# Trophy Bass



## njsimonson (Sep 24, 2002)

The "WHY!?" thread got me wondering, what is a "trophy" bass to you?

Lets say around here, in ND & MN, what weight or length do you consider a trophy-caliber largemouth? How about smallmouth?

For largemouth, I'd consider a 23" fish or bigger in this area a trophy. For smallies, the elusive 20" fish remains my standard for a trophy.

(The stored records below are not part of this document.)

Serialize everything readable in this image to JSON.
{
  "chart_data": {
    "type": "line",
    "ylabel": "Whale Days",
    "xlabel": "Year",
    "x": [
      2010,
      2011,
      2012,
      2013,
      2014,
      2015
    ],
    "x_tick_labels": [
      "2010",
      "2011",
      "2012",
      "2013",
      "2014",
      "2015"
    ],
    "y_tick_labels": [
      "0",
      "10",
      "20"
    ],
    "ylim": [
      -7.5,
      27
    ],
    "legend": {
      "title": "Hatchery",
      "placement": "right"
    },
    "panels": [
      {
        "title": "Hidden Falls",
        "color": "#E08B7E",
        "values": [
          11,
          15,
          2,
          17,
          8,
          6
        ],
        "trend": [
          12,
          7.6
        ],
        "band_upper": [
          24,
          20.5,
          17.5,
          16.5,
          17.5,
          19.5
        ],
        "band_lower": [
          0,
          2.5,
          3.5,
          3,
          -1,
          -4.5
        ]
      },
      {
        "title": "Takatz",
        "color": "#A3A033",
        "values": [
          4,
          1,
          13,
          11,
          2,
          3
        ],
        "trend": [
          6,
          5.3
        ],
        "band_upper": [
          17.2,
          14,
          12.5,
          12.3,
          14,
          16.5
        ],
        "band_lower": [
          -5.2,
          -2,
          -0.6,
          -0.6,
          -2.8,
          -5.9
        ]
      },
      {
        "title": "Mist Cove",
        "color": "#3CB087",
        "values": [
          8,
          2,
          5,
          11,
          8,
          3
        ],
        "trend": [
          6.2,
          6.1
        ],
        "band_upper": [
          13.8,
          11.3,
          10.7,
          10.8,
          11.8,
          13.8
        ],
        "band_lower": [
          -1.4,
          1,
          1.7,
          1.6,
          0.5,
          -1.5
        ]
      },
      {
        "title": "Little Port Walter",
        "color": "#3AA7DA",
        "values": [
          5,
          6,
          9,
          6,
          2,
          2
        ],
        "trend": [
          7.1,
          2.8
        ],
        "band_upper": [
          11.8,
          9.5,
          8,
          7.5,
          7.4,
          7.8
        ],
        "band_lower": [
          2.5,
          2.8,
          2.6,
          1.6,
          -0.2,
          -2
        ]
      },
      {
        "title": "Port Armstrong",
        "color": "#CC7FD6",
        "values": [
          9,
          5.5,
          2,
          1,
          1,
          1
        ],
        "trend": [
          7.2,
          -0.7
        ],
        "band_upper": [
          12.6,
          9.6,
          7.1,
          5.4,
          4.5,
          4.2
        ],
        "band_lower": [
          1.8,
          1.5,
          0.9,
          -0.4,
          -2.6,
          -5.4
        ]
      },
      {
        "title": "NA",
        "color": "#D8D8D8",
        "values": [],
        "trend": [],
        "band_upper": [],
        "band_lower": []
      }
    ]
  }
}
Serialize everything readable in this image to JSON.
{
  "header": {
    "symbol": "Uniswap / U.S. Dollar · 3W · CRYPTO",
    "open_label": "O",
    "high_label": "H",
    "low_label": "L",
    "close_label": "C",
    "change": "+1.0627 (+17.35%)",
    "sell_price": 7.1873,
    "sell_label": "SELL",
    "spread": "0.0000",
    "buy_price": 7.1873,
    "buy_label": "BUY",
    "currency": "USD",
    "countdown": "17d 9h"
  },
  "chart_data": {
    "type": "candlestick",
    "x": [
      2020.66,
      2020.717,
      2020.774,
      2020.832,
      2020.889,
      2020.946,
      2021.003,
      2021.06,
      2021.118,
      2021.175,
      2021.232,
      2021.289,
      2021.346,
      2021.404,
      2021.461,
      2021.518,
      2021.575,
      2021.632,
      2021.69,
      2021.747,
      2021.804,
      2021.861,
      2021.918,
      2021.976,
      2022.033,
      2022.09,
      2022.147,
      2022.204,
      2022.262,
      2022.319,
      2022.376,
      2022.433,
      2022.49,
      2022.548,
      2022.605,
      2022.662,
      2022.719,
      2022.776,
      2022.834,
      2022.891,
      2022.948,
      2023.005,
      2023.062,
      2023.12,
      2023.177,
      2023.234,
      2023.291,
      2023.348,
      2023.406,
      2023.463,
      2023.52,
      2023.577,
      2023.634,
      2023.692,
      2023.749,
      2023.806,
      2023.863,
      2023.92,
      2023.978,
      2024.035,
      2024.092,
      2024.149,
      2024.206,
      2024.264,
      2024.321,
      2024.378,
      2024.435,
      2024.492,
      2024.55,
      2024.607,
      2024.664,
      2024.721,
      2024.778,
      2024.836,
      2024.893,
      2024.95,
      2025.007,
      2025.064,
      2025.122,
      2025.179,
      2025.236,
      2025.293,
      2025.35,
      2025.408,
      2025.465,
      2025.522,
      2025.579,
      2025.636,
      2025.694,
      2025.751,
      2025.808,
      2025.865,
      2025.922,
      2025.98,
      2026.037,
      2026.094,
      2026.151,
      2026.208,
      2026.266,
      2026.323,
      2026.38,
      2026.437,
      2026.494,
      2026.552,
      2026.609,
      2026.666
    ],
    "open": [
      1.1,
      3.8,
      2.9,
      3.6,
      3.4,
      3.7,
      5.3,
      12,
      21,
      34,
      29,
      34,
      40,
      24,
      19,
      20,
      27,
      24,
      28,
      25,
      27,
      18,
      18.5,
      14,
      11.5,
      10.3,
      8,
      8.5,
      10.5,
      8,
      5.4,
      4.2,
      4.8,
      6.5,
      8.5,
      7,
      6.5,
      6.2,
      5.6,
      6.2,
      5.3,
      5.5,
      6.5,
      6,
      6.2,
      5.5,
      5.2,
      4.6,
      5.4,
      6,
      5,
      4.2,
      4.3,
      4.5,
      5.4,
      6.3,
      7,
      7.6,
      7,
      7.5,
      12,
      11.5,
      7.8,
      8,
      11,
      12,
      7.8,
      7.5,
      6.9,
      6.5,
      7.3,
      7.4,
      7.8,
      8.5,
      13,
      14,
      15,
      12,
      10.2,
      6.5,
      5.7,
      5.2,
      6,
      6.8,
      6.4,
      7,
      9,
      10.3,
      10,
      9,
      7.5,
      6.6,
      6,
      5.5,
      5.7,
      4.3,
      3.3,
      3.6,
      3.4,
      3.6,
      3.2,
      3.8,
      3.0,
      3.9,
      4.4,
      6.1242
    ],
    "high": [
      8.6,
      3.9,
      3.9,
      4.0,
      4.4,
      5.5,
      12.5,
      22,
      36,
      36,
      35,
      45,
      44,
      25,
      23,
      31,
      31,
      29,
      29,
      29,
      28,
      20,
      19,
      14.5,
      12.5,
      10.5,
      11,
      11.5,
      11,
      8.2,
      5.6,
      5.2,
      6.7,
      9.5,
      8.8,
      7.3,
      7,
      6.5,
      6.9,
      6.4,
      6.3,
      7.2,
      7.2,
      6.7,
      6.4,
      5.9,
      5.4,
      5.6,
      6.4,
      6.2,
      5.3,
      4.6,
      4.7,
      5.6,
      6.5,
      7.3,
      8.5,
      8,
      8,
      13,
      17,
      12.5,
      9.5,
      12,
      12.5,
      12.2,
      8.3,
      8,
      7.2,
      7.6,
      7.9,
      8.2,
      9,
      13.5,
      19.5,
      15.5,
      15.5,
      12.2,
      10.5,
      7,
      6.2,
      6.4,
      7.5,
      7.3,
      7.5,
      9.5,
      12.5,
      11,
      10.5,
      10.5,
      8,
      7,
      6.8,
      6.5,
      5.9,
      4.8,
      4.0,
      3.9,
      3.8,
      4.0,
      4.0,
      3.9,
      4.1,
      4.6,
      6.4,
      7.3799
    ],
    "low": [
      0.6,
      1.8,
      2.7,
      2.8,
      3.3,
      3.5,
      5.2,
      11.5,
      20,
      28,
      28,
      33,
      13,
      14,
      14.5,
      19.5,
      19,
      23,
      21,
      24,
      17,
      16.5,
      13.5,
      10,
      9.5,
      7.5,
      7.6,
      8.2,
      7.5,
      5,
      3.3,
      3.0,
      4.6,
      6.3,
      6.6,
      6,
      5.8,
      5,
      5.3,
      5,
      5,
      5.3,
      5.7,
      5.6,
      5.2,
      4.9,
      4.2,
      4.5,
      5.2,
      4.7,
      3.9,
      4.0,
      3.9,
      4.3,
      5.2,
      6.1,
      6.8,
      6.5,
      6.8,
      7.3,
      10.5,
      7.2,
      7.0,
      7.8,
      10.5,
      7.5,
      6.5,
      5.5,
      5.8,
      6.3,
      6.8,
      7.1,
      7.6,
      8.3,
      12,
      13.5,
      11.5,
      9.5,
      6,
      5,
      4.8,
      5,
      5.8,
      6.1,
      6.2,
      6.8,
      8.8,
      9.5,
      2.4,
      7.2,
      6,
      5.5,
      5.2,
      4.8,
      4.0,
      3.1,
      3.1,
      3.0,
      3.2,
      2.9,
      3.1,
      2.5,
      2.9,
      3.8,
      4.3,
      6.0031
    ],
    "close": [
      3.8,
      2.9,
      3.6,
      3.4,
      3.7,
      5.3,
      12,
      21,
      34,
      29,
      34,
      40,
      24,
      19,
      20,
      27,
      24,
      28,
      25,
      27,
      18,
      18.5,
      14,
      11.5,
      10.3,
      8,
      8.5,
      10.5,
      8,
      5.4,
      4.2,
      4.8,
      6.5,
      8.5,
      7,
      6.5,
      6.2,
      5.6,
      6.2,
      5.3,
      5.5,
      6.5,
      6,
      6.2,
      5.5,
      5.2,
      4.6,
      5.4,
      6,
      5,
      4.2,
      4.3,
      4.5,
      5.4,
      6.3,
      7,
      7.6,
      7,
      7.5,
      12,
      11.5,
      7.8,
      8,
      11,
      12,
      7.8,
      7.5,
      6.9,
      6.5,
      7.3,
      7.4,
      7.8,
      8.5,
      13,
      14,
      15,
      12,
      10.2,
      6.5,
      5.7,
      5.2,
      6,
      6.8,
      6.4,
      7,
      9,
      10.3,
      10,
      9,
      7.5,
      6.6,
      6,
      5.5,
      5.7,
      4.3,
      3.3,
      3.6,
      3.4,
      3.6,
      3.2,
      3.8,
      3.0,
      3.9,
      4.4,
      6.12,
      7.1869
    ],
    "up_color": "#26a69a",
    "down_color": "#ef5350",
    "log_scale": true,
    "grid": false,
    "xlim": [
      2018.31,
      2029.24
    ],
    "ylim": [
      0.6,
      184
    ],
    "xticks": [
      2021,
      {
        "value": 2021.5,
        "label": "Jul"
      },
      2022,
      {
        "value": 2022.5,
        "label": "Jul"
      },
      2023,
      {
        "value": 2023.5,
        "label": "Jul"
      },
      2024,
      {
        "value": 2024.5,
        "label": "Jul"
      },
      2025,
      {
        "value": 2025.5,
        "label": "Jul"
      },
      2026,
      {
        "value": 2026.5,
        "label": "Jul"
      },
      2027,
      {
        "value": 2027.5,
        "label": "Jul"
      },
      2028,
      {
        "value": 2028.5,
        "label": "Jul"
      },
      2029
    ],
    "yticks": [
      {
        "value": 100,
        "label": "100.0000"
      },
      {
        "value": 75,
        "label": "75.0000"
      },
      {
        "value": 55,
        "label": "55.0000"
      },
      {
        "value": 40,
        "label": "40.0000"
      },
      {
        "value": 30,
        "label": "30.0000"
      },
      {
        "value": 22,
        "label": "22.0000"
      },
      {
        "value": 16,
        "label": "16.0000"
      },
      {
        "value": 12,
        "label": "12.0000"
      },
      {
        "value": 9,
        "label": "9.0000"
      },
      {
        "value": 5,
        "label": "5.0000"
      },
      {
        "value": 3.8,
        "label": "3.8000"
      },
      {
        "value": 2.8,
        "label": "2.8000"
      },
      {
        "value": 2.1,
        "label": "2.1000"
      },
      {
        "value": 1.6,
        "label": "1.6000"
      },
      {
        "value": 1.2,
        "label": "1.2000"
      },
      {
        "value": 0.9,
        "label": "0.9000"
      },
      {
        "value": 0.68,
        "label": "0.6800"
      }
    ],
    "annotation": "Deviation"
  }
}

I doubt I'd keep them for skin mounts, but would release in favor of a replica, unless they were challenging the state records.


----------



## Rick Acker (Sep 26, 2002)

My standards are lower than yours Nick...(with fish, not women!) Largemouth...18-19-Real nice fish...20 plus a trophy....Smallmouth...16-17 Nice fish...18 plus Trophy!


----------



## Southwest Fisher (May 14, 2004)

I'm with Rick, and maybe feel like I have to either bribe Nick or shadow him out to the Sheyenne. If I get a nice 20"/5lb'ish LM I'm pretty much ecstatic. I had a 5-6lb'er spit out my rattletrap at Brewer 2 weekends ago and it pretty much ruined my weekend!


----------



## bigblackfoot (Mar 12, 2003)

I agree with all of u. Those 19-20 inch largemouths are really nice fish but i side with nick on the 23 incher being a TROPHY. I finally got one last year that went 22 3/4. I just round up usually when i tell the story. :lol:


----------